L’AFFAIRE KRATZ
Une poussée de
xénophobie
Le 16
mars 1916, Henri Kratz, patron de l'usine Euréka (voir bulletin n°5), maire de
Douville sur Andelle, élu en 1908, réélu en 1910 et 1912 envoie au ministre sa
lettre de démission :
" J’ai l’honneur de
vous adresser ma démission de maire de la commune de Douville s/Andelle.
Ce n'est pas sans regret que je résigne volontairement ces fonctions et que je me sépare des braves gens et des bons républicains qui me les avaient confiées.

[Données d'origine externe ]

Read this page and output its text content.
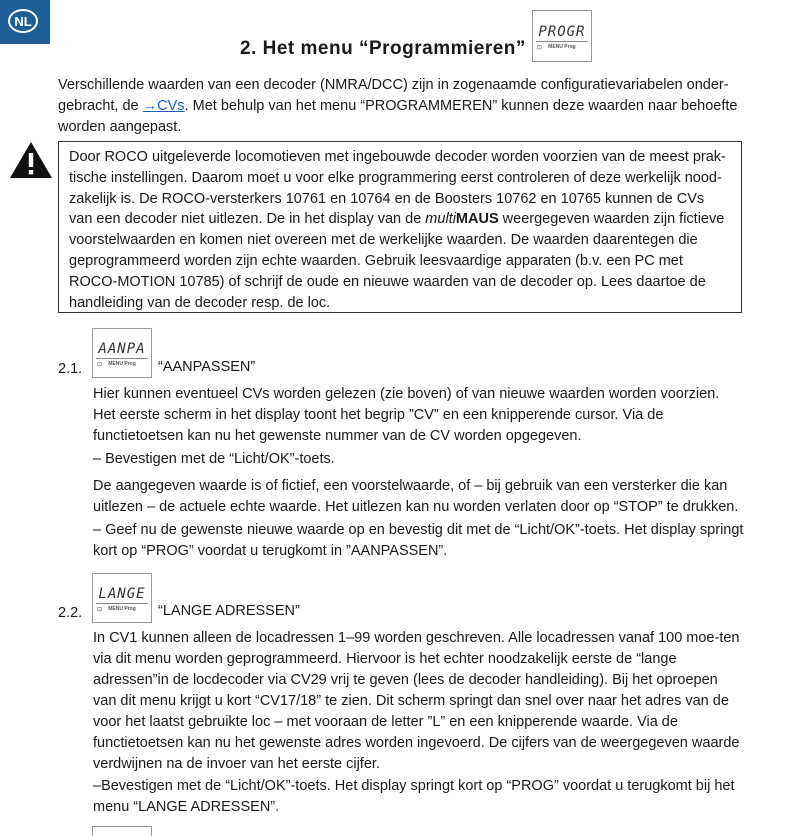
NL
2. Het menu “Programmieren”
PROGR
⊡ MENU Prog

Verschillende waarden van een decoder (NMRA/DCC) zijn in zogenaamde configuratievariabelen onder-gebracht, de →CVs. Met behulp van het menu “PROGRAMMEREN” kunnen deze waarden naar behoefte worden aangepast.

Door ROCO uitgeleverde locomotieven met ingebouwde decoder worden voorzien van de meest prak-tische instellingen. Daarom moet u voor elke programmering eerst controleren of deze werkelijk nood-zakelijk is. De ROCO-versterkers 10761 en 10764 en de Boosters 10762 en 10765 kunnen de CVs van een decoder niet uitlezen. De in het display van de multiMAUS weergegeven waarden zijn fictieve voorstelwaarden en komen niet overeen met de werkelijke waarden. De waarden daarentegen die geprogrammeerd worden zijn echte waarden. Gebruik leesvaardige apparaten (b.v. een PC met ROCO-MOTION 10785) of schrijf de oude en nieuwe waarden van de decoder op. Lees daartoe de handleiding van de decoder resp. de loc.

AANPA
⊡ MENU Prog
2.1.	“AANPASSEN”

Hier kunnen eventueel CVs worden gelezen (zie boven) of van nieuwe waarden worden voorzien. Het eerste scherm in het display toont het begrip ”CV” en een knipperende cursor. Via de functietoetsen kan nu het gewenste nummer van de CV worden opgegeven.

– Bevestigen met de “Licht/OK”-toets.

De aangegeven waarde is of fictief, een voorstelwaarde, of – bij gebruik van een versterker die kan uitlezen – de actuele echte waarde. Het uitlezen kan nu worden verlaten door op “STOP” te drukken.

– Geef nu de gewenste nieuwe waarde op en bevestig dit met de “Licht/OK”-toets. Het display springt kort op “PROG” voordat u terugkomt in ”AANPASSEN”.

LANGE
⊡ MENU Prog
2.2.	“LANGE ADRESSEN”

In CV1 kunnen alleen de locadressen 1–99 worden geschreven. Alle locadressen vanaf 100 moe-ten via dit menu worden geprogrammeerd. Hiervoor is het echter noodzakelijk eerste de “lange adressen”in de locdecoder via CV29 vrij te geven (lees de decoder handleiding). Bij het oproepen van dit menu krijgt u kort “CV17/18” te zien. Dit scherm springt dan snel over naar het adres van de voor het laatst gebruikte loc – met vooraan de letter ”L” en een knipperende waarde. Via de functietoetsen kan nu het gewenste adres worden ingevoerd. De cijfers van de weergegeven waarde verdwijnen na de invoer van het eerste cijfer.

–Bevestigen met de “Licht/OK”-toets. Het display springt kort op “PROG” voordat u terugkomt bij het menu “LANGE ADRESSEN”.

Il y a trois mois dans une adresse de respectueuses protestations contre la mesure de suspension qui m'a frappé, ils ont bien voulu rappeler les quelques services que j’ai pu rendre à la commune, à l'école laïque, aux œuvres patriotiques que j'ai fondées à Douville.
Il n'ont pas hésité, eux qui me connaissent depuis 10 ans, à se porter garants de mon loyalisme patriotique et républicain.
Ce témoignage suffit à faire justice des injures dont m'honore le journal des Camelots du roi et me console des attaques d’adversaires politiques sans scrupule et de concurrents sans vergogne qui sous le couvert du patriotisme essaient de me démolir.
Permettez-moi, Monsieur le Ministre, en vous adressant ma démission, d’affirmer, après mes collègues du conseil municipal, la fidélité et la sincérité de mon attachement à mon pays d’adoption et de vous donner l’assurance que malgré l’épreuve que je traverse je resterai un citoyen et un bon français.
Veuillez agréer Monsieur le Ministre l'hommage de mon profond respect."
Henri Kratz, comme le suggère son
patronyme, n'est pas d'origine française, mais cela n’avait pas jusqu’alors
posé de problèmes, comme le laisse penser l’éloge publié dans le Figaro
lorsqu'il reçoit la Légion d’honneur en 1909 :
" Il a créé dans la commune qu'il administre une usine modèle, admirable par le confort qu'il offre au personnel ouvrier.
Il y a honoré le travail en lui réservant des installations remarquables par le souci de l'hygiène et du bien-être. Il a, au cours. d'une carrière de vingt années de pratique commerciale et industrielle, rendu lès plus grands services à l'industrie dont il a toujours et partout poursuivi le progrès et le développement.
L'industriel a mis au service de la commune ses qualités d'ordre, de travail, de méthode. Le maire et le commerçant étant également aimés et estimés, tous furent unanimes à applaudir au ruban rouge qui vient de récompenser les services exceptionnels de M. O.-Henri Kratz, maire de Douville-sur-Andelle. "
En installant son usine à Douville, H.Kratz avait effectivement donné du travail à de nombreuses familles et avait la réputation d'être un "bon patron".
Mais la
guerre approchant, des esprits s'échauffèrent…
Dénonciations
Le premier document que nous
trouvons aux archives de l’Eure, daté du 9 août 1914, émane du Contrôleur
général des services de recherches judiciaires, adressé au Préfet de l’Eure, il
fait savoir que le maire de Douville est signalé comme étant d'origine
prussienne, et qu'il y aurait intérêt à le faire surveiller.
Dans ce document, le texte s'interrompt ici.